Eine USB-Stick Datenrettung durchführen

Beim USB-Stick handelt es sich im Prinzip um ein Speichermedium, welches mit einer unterschiedlichen Speicherkapazität zu haben ist. Dabei kann es sich zum Beispiel um 2, 4 oder 32 GB handeln. Die Größe der mobilen Festplatten beläuft sich mittlerweile auf wenige Zentimeter, wobei es in der Dicke sogar nur wenige Millimeter sind. Beim Gewicht kommt man auf wenige Gramm, sodass der Stick jederzeit in der Hosen- oder Jackentasche verstaut werden kann. Die Optik der USB-Sticks kann sich je nach Modell etwas unterscheiden, wobei es mittlerweile auch ausgefallenere Designs wie ein Auto oder ein Goldbarren gibt.

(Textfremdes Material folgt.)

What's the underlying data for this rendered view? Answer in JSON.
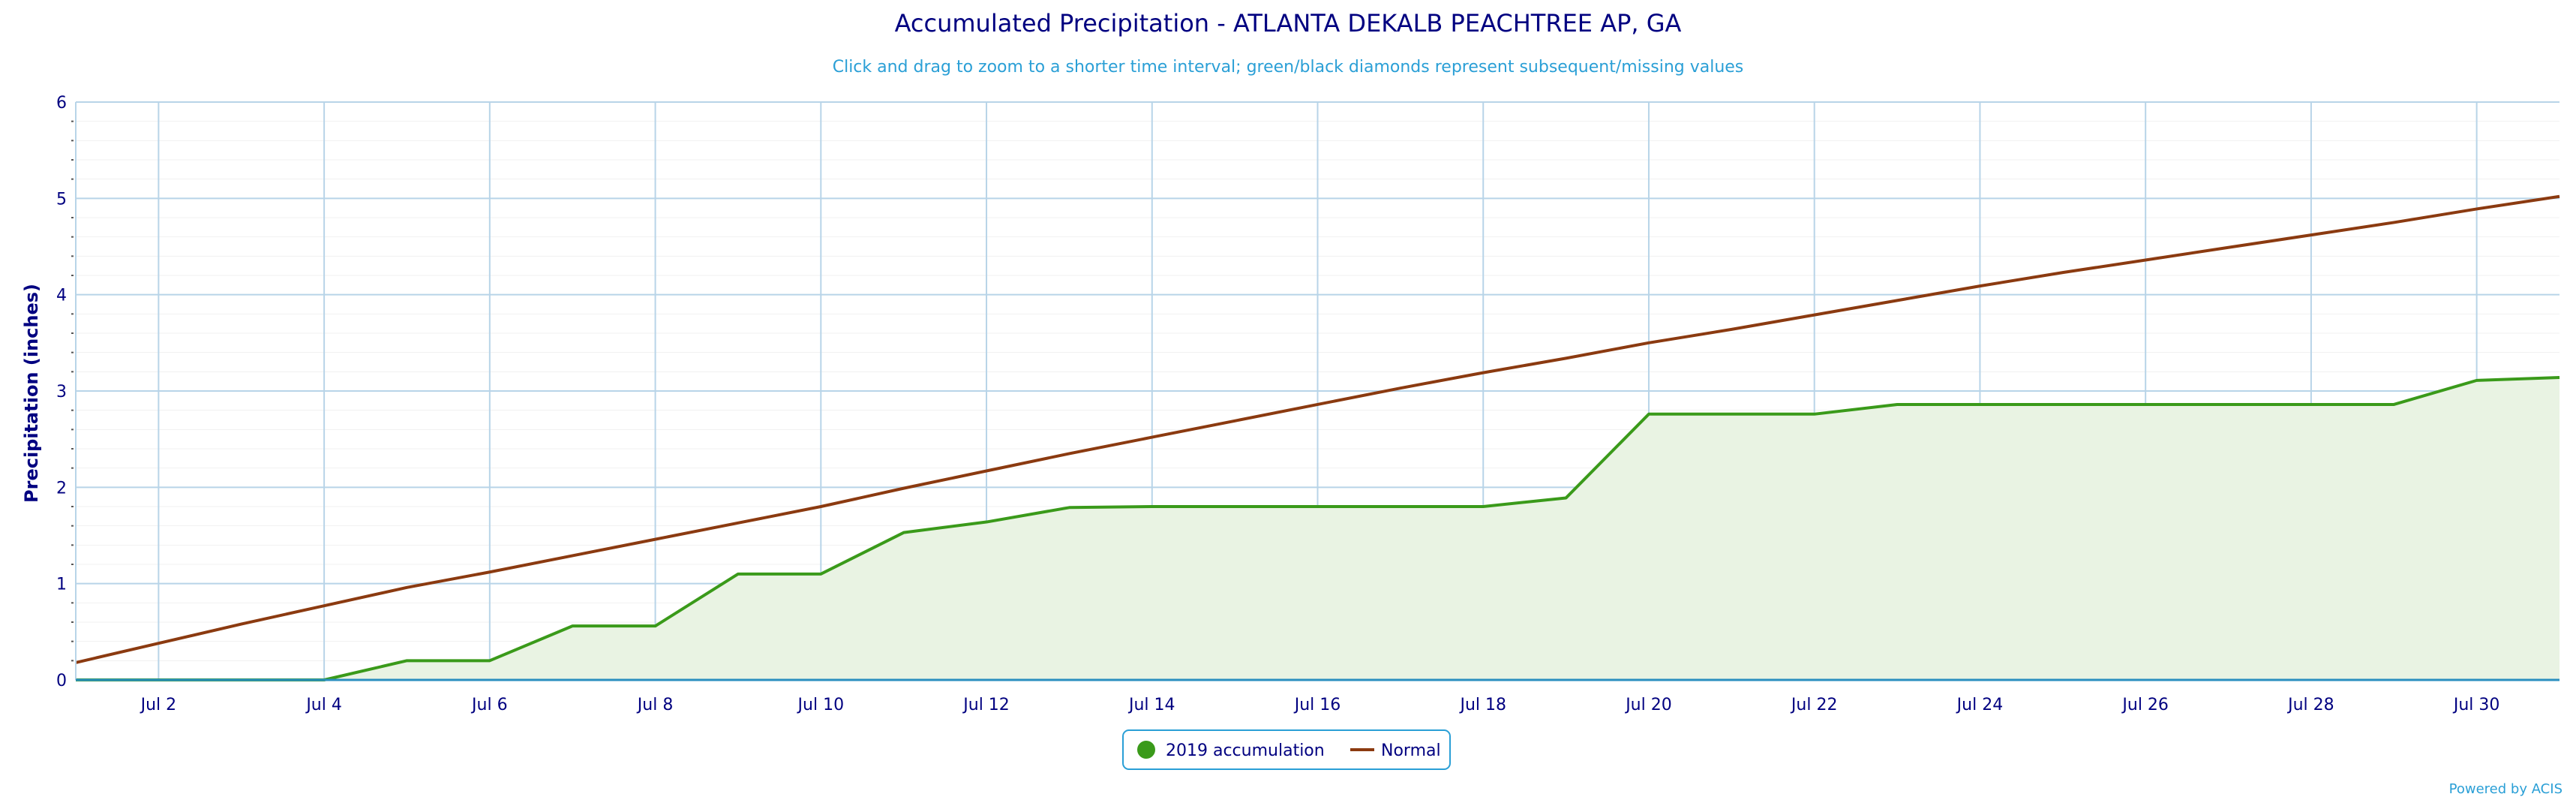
{
  "header": {
    "title": "Accumulated Precipitation - ATLANTA DEKALB PEACHTREE AP, GA",
    "subtitle": "Click and drag to zoom to a shorter time interval; green/black diamonds represent subsequent/missing values"
  },
  "credits": "Powered by ACIS",
  "colors": {
    "title": "#000080",
    "subtitle": "#2a9fd6",
    "accum_line": "#3a9a1a",
    "accum_fill": "#e9f3e3",
    "normal_line": "#8b3a10",
    "grid": "#b8d4e8",
    "axis": "#2a8fbf"
  },
  "chart_data": {
    "type": "area",
    "title": "Accumulated Precipitation - ATLANTA DEKALB PEACHTREE AP, GA",
    "ylabel": "Precipitation (inches)",
    "xlabel": "",
    "ylim": [
      0,
      6
    ],
    "yticks": [
      "0",
      "1",
      "2",
      "3",
      "4",
      "5",
      "6"
    ],
    "xlim": [
      1,
      31
    ],
    "xticks": [
      {
        "day": 2,
        "label": "Jul 2"
      },
      {
        "day": 4,
        "label": "Jul 4"
      },
      {
        "day": 6,
        "label": "Jul 6"
      },
      {
        "day": 8,
        "label": "Jul 8"
      },
      {
        "day": 10,
        "label": "Jul 10"
      },
      {
        "day": 12,
        "label": "Jul 12"
      },
      {
        "day": 14,
        "label": "Jul 14"
      },
      {
        "day": 16,
        "label": "Jul 16"
      },
      {
        "day": 18,
        "label": "Jul 18"
      },
      {
        "day": 20,
        "label": "Jul 20"
      },
      {
        "day": 22,
        "label": "Jul 22"
      },
      {
        "day": 24,
        "label": "Jul 24"
      },
      {
        "day": 26,
        "label": "Jul 26"
      },
      {
        "day": 28,
        "label": "Jul 28"
      },
      {
        "day": 30,
        "label": "Jul 30"
      }
    ],
    "grid": true,
    "legend_position": "bottom-center",
    "series": [
      {
        "name": "2019 accumulation",
        "type": "area",
        "x": [
          1,
          2,
          3,
          4,
          5,
          6,
          7,
          8,
          9,
          10,
          11,
          12,
          13,
          14,
          15,
          16,
          17,
          18,
          19,
          20,
          21,
          22,
          23,
          24,
          25,
          26,
          27,
          28,
          29,
          30,
          31
        ],
        "values": [
          0,
          0,
          0,
          0,
          0.2,
          0.2,
          0.56,
          0.56,
          1.1,
          1.1,
          1.53,
          1.64,
          1.79,
          1.8,
          1.8,
          1.8,
          1.8,
          1.8,
          1.89,
          2.76,
          2.76,
          2.76,
          2.86,
          2.86,
          2.86,
          2.86,
          2.86,
          2.86,
          2.86,
          3.11,
          3.14
        ]
      },
      {
        "name": "Normal",
        "type": "line",
        "x": [
          1,
          2,
          3,
          4,
          5,
          6,
          7,
          8,
          9,
          10,
          11,
          12,
          13,
          14,
          15,
          16,
          17,
          18,
          19,
          20,
          21,
          22,
          23,
          24,
          25,
          26,
          27,
          28,
          29,
          30,
          31
        ],
        "values": [
          0.18,
          0.38,
          0.58,
          0.77,
          0.96,
          1.12,
          1.29,
          1.46,
          1.63,
          1.8,
          1.99,
          2.17,
          2.35,
          2.52,
          2.69,
          2.86,
          3.03,
          3.19,
          3.34,
          3.5,
          3.64,
          3.79,
          3.94,
          4.09,
          4.23,
          4.36,
          4.49,
          4.62,
          4.75,
          4.89,
          5.02
        ]
      }
    ]
  }
}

Die Nutzung eines solchen Sticks beläuft sich im Endeffekt darauf, dass auf diesen Dateien wie Musik, Bilder oder Videos gespeichert werden können. Natürlich stellen auch Dokumente oder Programme keine Probleme dar, sodass auf einen USB-Stick so gut wie alles abgespeichert werden kann. Mit den gesicherten Daten kann man anschließend zum Beispiel zu einem Freund gehen und diese auf seinen Computer kopieren. Auf solch einem Speichermedium lassen sich die Daten natürlich jederzeit wieder Löschen, allerdings passiert dies nicht immer gewollt. Schnell kann eine kurze Ablenkung reichen und schon wurde der Löschen-Button betätigt. Weiterhin kann der Stick auch zum Beispiel durch einen falschen Umgang beschädigt werden, sodass am Ende die Daten weg sind.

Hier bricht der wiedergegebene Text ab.